Consider the Wellington and Hutt electricity networks.  Back in the early 1990s, electricity customers paid those networks about $55 million a year.  Of that, $40m went to pay for operating costs, and $14 million was invested in new network assets.

Effectively, all the money paid by users was ploughed back directly into the service.

Fast-forward to the five years 2013-17. Excluding Transpower charges, users paid $115m a year for the same network services. Operating costs were $29m a year. Capital spending averaged $33m a year.

Just half the money collected from users was ploughed back into operating costs and new investment –  $2.7m a year went to pay tax; the other $51m went as clear returns to investors after covering all operating costs, capital expenditures and tax payments. Excessive seems a reasonable description.

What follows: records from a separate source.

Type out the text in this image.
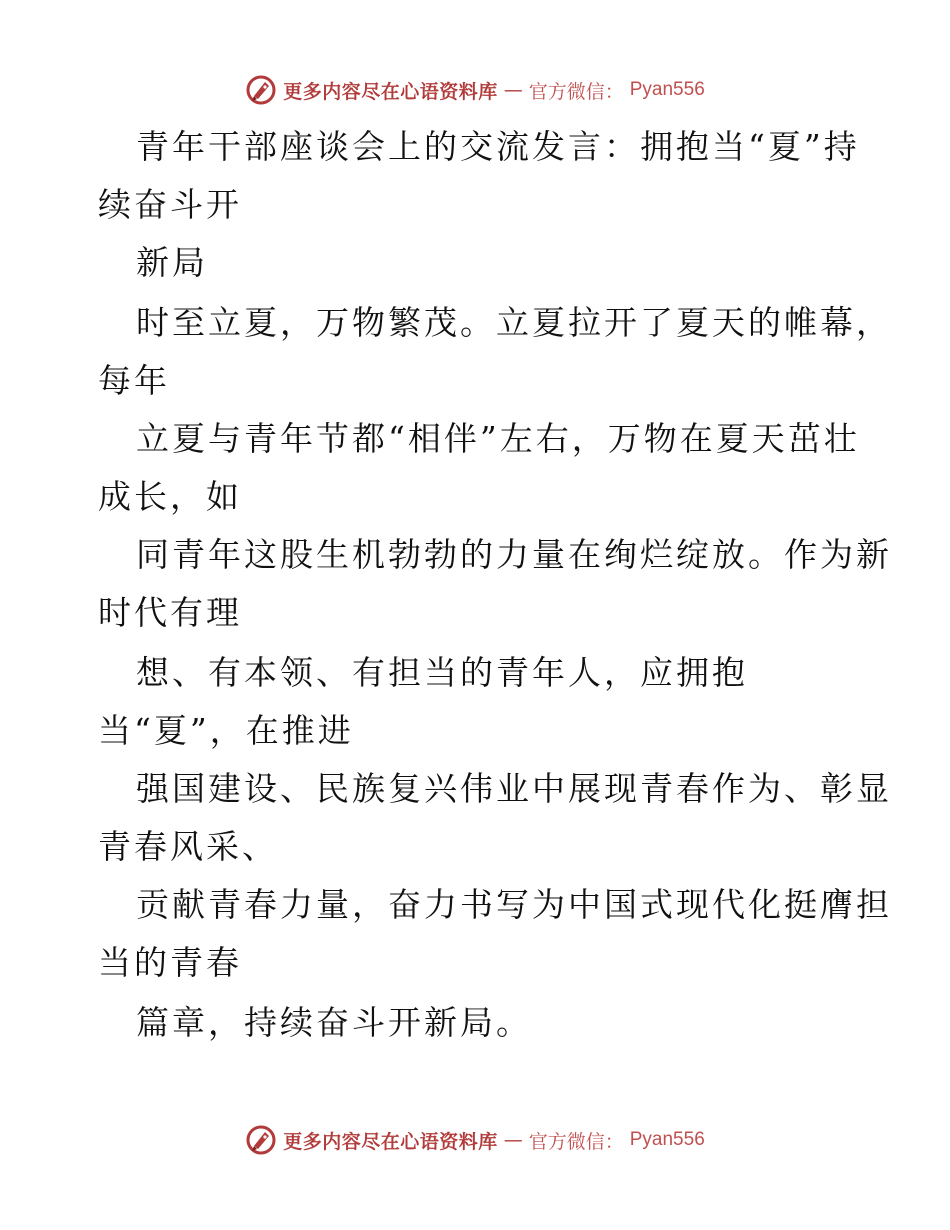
更多内容尽在心语资料库 — 官方微信： Pyan556
青年干部座谈会上的交流发言：拥抱当“夏”持
续奋斗开
新局
时至立夏，万物繁茂。立夏拉开了夏天的帷幕，
每年
立夏与青年节都“相伴”左右，万物在夏天茁壮
成长，如
同青年这股生机勃勃的力量在绚烂绽放。作为新
时代有理
想、有本领、有担当的青年人，应拥抱
当“夏”，在推进
强国建设、民族复兴伟业中展现青春作为、彰显
青春风采、
贡献青春力量，奋力书写为中国式现代化挺膺担
当的青春
篇章，持续奋斗开新局。
更多内容尽在心语资料库 — 官方微信： Pyan556
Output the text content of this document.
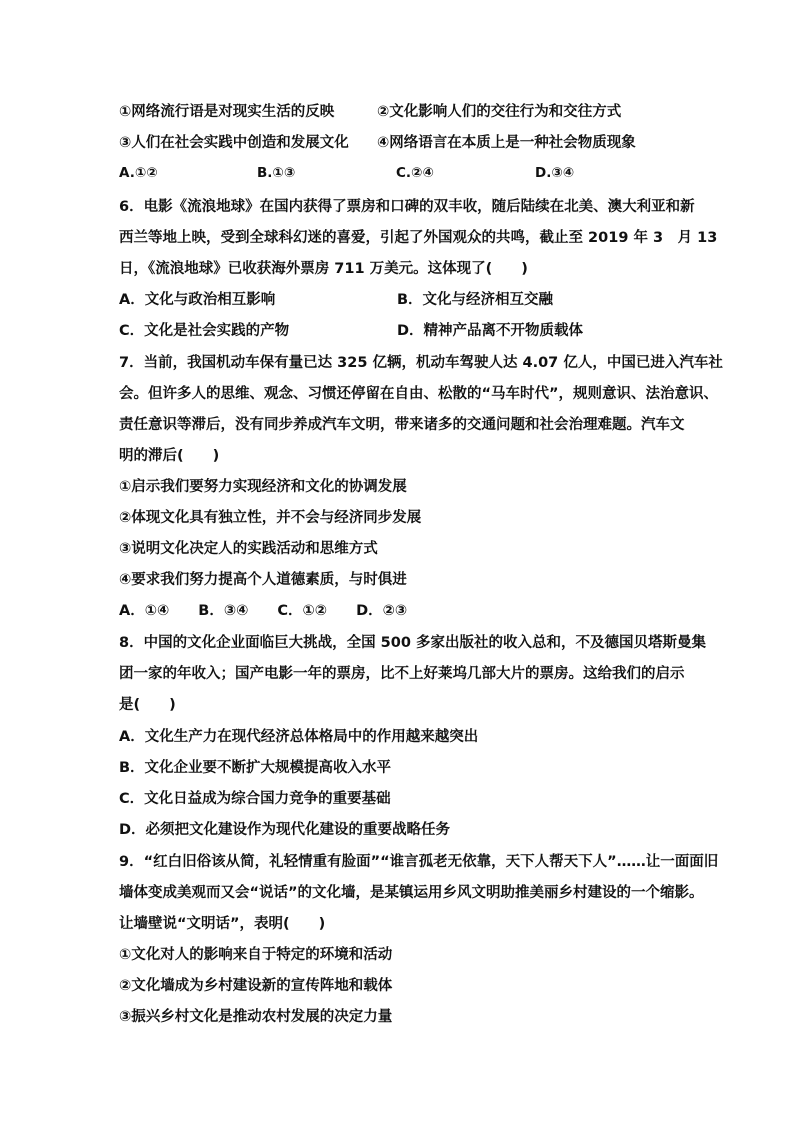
①网络流行语是对现实生活的反映	②文化影响人们的交往行为和交往方式
③人们在社会实践中创造和发展文化 ④网络语言在本质上是一种社会物质现象
A.①②	B.①③	C.②④	D.③④
6．电影《流浪地球》在国内获得了票房和口碑的双丰收，随后陆续在北美、澳大利亚和新
西兰等地上映，受到全球科幻迷的喜爱，引起了外国观众的共鸣，截止至 2019 年 3　月 13
日，《流浪地球》已收获海外票房 711 万美元。这体现了(　　)
A．文化与政治相互影响	B．文化与经济相互交融
C．文化是社会实践的产物	D．精神产品离不开物质载体
7．当前，我国机动车保有量已达 325 亿辆，机动车驾驶人达 4.07 亿人，中国已进入汽车社
会。但许多人的思维、观念、习惯还停留在自由、松散的“马车时代”，规则意识、法治意识、
责任意识等滞后，没有同步养成汽车文明，带来诸多的交通问题和社会治理难题。汽车文
明的滞后(　　)
①启示我们要努力实现经济和文化的协调发展
②体现文化具有独立性，并不会与经济同步发展
③说明文化决定人的实践活动和思维方式
④要求我们努力提高个人道德素质，与时俱进
A．①④　　B．③④　　C．①②　　D．②③
8．中国的文化企业面临巨大挑战，全国 500 多家出版社的收入总和，不及德国贝塔斯曼集
团一家的年收入；国产电影一年的票房，比不上好莱坞几部大片的票房。这给我们的启示
是(　　)
A．文化生产力在现代经济总体格局中的作用越来越突出
B．文化企业要不断扩大规模提高收入水平
C．文化日益成为综合国力竞争的重要基础
D．必须把文化建设作为现代化建设的重要战略任务
9．“红白旧俗该从简，礼轻情重有脸面”“谁言孤老无依靠，天下人帮天下人”……让一面面旧
墙体变成美观而又会“说话”的文化墙，是某镇运用乡风文明助推美丽乡村建设的一个缩影。
让墙壁说“文明话”，表明(　　)
①文化对人的影响来自于特定的环境和活动
②文化墙成为乡村建设新的宣传阵地和载体
③振兴乡村文化是推动农村发展的决定力量
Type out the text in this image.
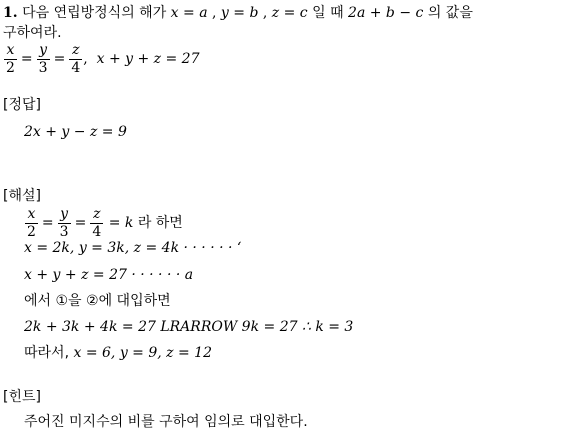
1. 다음 연립방정식의 해가 x = a , y = b , z = c 일 때 2a + b − c 의 값을
구하여라.
$\frac{x}{2} = \frac{y}{3} = \frac{z}{4}$ ,  x + y + z = 27
[정답]
2x + y − z = 9
[해설]
$\frac{x}{2} = \frac{y}{3} = \frac{z}{4} = k$ 라 하면
x = 2k, y = 3k, z = 4k · · · · · · ‘
x + y + z = 27 · · · · · · a
에서 ①을 ②에 대입하면
2k + 3k + 4k = 27 LRARROW 9k = 27 ∴ k = 3
따라서, x = 6, y = 9, z = 12
[힌트]
주어진 미지수의 비를 구하여 임의로 대입한다.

Corporatisation and privatisation

Back in the early 1990s, the government promised, first, that corporatisation and privatisation would bring costs down and, second, that cost reductions would pass through to lower prices. Instead, as operating costs were driven down, prices went up, sending margins through the roof.

If the old supply authorities had continued unchanged, even with no average-cost savings at all, and if their capital spending had been equal to the actual figures, then over the past five years network charges would have been $83m a year – not $115m.

Monopolists routinely put a value on their assets for accounting purposes.  Turned loose to price-gouge their captive customers after 1994, the owners of the Wellington-Hutt networks were sitting on a gold mine.

Network operations with a historic-cost value of $127m were bought by TransAlta NZ for $320m, then sold to United Networks in 1998 for $590m. In 2008 the networks went to another eager buyer, Wellington Electricity Distribution Network, for $785m.

The non-current assets are now valued on that company's books at $881m, of which $256m is "goodwill" – an accountants' expression that means, in this case, monopoly power exercised to extract profits from customers.

Writing up assets, obviously enough, reduces the apparent rate of profit.  That's the trick the Commerce Commission signed off when it established its "regulatory asset base".  That's why the commission's regulatory accounts for 2013-17 don't reveal any "excess profits". The smoking gun lies buried under a mountain of asset revaluations.

Sting in the tail of this story

Connoisseurs of tax avoidance will enjoy the sting in the tail of this story.

In 2017, Wellington Electricity reported an after-tax loss of $3m on revenues (this time including Transpower charges passed through) of $195m, with operating costs (again inclusive of Transpower charges) of $106m, leaving a gross margin (ebitda), after some minor items, of $84m. "Depreciation and amortisation" took $32m of this, tax took $3.7m, and "finance costs" took $50m.

The company's debt at the end of 2017 was $722m – 123 per cent of the book value of fixed assets. Of this debt, $234.5m was owed to a related party in Hong Kong at an interest rate of 8.75 per cent.

Last May, the Australian Tax Office won a landmark court case against Chevron Australia, which had used a similar related-party loan arrangement to transfer excess profits out of Australia and thus avoid paying tax.

Time perhaps for Inland Revenue to check the tax accounts of Wellington Electricity? Certainly time for the price review team to take a more serious look at all the data – not just those sanitised five years.